Sokrates und Franz von Assisi: Asketen?? (Hobby? Barfuß! 2)

Guenther, Wednesday, 27.09.2006, 08:55 (vor 6571 Tagen) @ Pedro

Hi Pedro!

Zunächst muß man mal sagen, daß ein Großteil der griechischen Philosophie (und daran anknüpfend wohl auch die christliche Moralphilosophie) so stark dualistisch angelegt ist, daß sie die von Dir beschriebene Situation eines harmonischen Miteinanders zwischen Körper und Seele im Verzicht kaum jemals fokussiert. Der Körper ist eben der böse "Kerker" bzw. das "Grab", welches die Seele von ihrer eigentlichen Tätigkeit abhält. Nach Plato soll sich die menschliche Seele mit der Ideenwelt beschäftigen, und davon wird sie durch alles Körperliche einfach abgehalten. Für ein Miteinander zwischen Seele und Körper ist in diesem System einfach kein Platz.

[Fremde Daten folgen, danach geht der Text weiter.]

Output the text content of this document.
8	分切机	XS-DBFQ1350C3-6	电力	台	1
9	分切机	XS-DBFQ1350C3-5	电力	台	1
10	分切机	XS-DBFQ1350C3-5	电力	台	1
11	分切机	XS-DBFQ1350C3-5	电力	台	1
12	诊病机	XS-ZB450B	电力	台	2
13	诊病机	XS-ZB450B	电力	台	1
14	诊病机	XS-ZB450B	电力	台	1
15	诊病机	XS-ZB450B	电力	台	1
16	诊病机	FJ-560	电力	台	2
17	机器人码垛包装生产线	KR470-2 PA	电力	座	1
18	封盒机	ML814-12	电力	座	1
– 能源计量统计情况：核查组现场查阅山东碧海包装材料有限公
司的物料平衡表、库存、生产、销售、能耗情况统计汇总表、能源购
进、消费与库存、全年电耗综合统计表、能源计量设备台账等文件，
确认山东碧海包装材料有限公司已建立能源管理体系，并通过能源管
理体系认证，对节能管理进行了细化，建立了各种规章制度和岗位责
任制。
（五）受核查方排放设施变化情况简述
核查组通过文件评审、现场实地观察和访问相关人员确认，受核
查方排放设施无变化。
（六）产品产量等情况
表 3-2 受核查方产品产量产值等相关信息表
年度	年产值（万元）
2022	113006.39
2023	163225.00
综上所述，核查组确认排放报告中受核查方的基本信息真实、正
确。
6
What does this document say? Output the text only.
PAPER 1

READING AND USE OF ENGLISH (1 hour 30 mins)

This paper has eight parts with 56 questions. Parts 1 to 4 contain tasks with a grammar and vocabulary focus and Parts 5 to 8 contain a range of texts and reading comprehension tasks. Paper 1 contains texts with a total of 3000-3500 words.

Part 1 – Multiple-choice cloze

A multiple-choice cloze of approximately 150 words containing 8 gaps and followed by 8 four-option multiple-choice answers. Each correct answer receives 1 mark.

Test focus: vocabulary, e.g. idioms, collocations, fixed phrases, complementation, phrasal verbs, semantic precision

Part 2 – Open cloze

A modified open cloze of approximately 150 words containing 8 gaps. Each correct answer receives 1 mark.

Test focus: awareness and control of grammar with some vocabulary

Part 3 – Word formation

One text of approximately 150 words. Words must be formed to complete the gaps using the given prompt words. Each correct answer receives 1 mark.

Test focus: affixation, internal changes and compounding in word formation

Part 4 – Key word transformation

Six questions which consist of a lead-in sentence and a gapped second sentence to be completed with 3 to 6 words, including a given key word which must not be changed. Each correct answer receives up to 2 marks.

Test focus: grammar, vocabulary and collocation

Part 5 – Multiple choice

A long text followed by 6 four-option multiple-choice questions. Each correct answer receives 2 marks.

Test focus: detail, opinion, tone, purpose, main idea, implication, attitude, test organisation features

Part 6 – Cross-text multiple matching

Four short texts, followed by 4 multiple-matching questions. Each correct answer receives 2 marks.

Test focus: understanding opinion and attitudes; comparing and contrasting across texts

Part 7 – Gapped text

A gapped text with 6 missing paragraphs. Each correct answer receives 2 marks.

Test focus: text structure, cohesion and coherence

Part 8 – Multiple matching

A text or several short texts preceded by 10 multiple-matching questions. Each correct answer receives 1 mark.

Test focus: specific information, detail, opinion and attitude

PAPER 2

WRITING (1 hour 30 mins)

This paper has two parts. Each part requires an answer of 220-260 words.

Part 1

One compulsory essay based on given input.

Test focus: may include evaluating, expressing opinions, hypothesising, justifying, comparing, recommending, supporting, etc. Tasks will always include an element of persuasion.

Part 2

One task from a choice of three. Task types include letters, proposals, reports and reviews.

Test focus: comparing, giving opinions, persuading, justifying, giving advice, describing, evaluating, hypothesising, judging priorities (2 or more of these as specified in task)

Die von Dir beschriebene rationale Übereinkunft zwischen Körper und Seele im Verzicht könnte man im antiken System der Philosophie am ehesten noch im Epikureismus unterbringen. Weil dieses System von den anderen antiken Philosophenschulen relativ weit entfernt ist, wird es in der Polemik immer wieder - zu Unrecht - als bloße Rechtfertigung der Sinnenlust abgewertet. In diesem System ist die körperliche Lust das entscheidende, freilich in einer durchaus rational sublimierten Form. Hier wäre Raum für eine Überlegung der Art, daß man auf allzu üppiges Essen verzichtet, weil es für den Körper langfristig besser ist, oder (um es wieder ein bißchen on-topic zu machen) daß man auf Schuhe unter geeigneten Umständen verzichtet, weil es dauerhaft für die Füße von Vorteil ist.

Zum Askese-Begriff: Der Begriff wird in der Moderne sehr viel enger gebraucht als in der Antike. Modern würde man wohl nur ein solches "Vorenthalten", also etwas Negatives, als Akese verstehen. Auf Griechisch heißt askein aber einfach "üben", d.h. es liegt in diesem Begriff durchaus impliziert, daß das Vorenthalten durchaus zu einem positiven Ziel führen kann. Sokrates redet an der von mir zitierten Memorabilien-Stellen in der Tat auch im weiteren Zusammenhang der Barfüßigkeit vom "Üben" des Körpers (zwar verwendet er ein anderes Verbum, worauf hier aber nichts ankommt). Daß solche Askese auch zu erfreulichen Ergebnissen wie erhöhter körperlicher Widerstandsfähigekiet führen kann, wird auch in griechischer Philosophie nicht bestritten (lies z.B. im Gastmahl Platons das Lob des Alkibiades auf Sokrates mit dem Höhepunkt seiner barfüßigen Eiswanderungen, 220 b). Nur wird diese Kräftigung eben immer (zumindest in Systemzusammenhängen wie dem platonischen) als Ergebnis eines dem Körper von der Seele aufgezwungenen Verzichts angesehen, nicht als harmonische Übereinstimmung zweier Instanzen. Das ist eben alles unter dem Denkzusammenhang eines rigiden Dualismus zu sehen.

Natürlich wird kein moderner Mensch diesem rigiden Dualismus folgen. Wenn man platonisches Denken zu Ende denkt, ist der Mensch erst dann wirklich glücklich, wenn er sich vom Kerker des Körpers befreit und tot ist (der Gedanke begegnet im Zusammenhang mit Sokrates´ Hinrichtung mehrfach). Die Askese kann diesen Zustand nur insofern praeparieren, als sie die Seele schon im lebenden Menschen relativ unabhängig vom Körper macht. Wie es dem Körper dabei geht, ob er einfach nur vor sich hin leidet oder sich an der Askese stärkt, ist für den Platoniker eigentlich sekundär. Wie gesagt: Nicht als normative Vorstellung, sondern nur einfach als eine sehr wirkmächtige philosphiegeschichtliche Richtung auffassen.

Gruß, Guenther

P.S:: Ich sehe Figuren wie Sokrates immer sehr stark systemimmanent. Natürlich kann man sie auch einfach nur als große menschliche Vorbilder verstehen und einfach seine eigenen Vorstellungen hineinprojizieren. Im Prinzip hat das ja wohl schon Plato mit der historischen Sokrates-Figur so gemacht.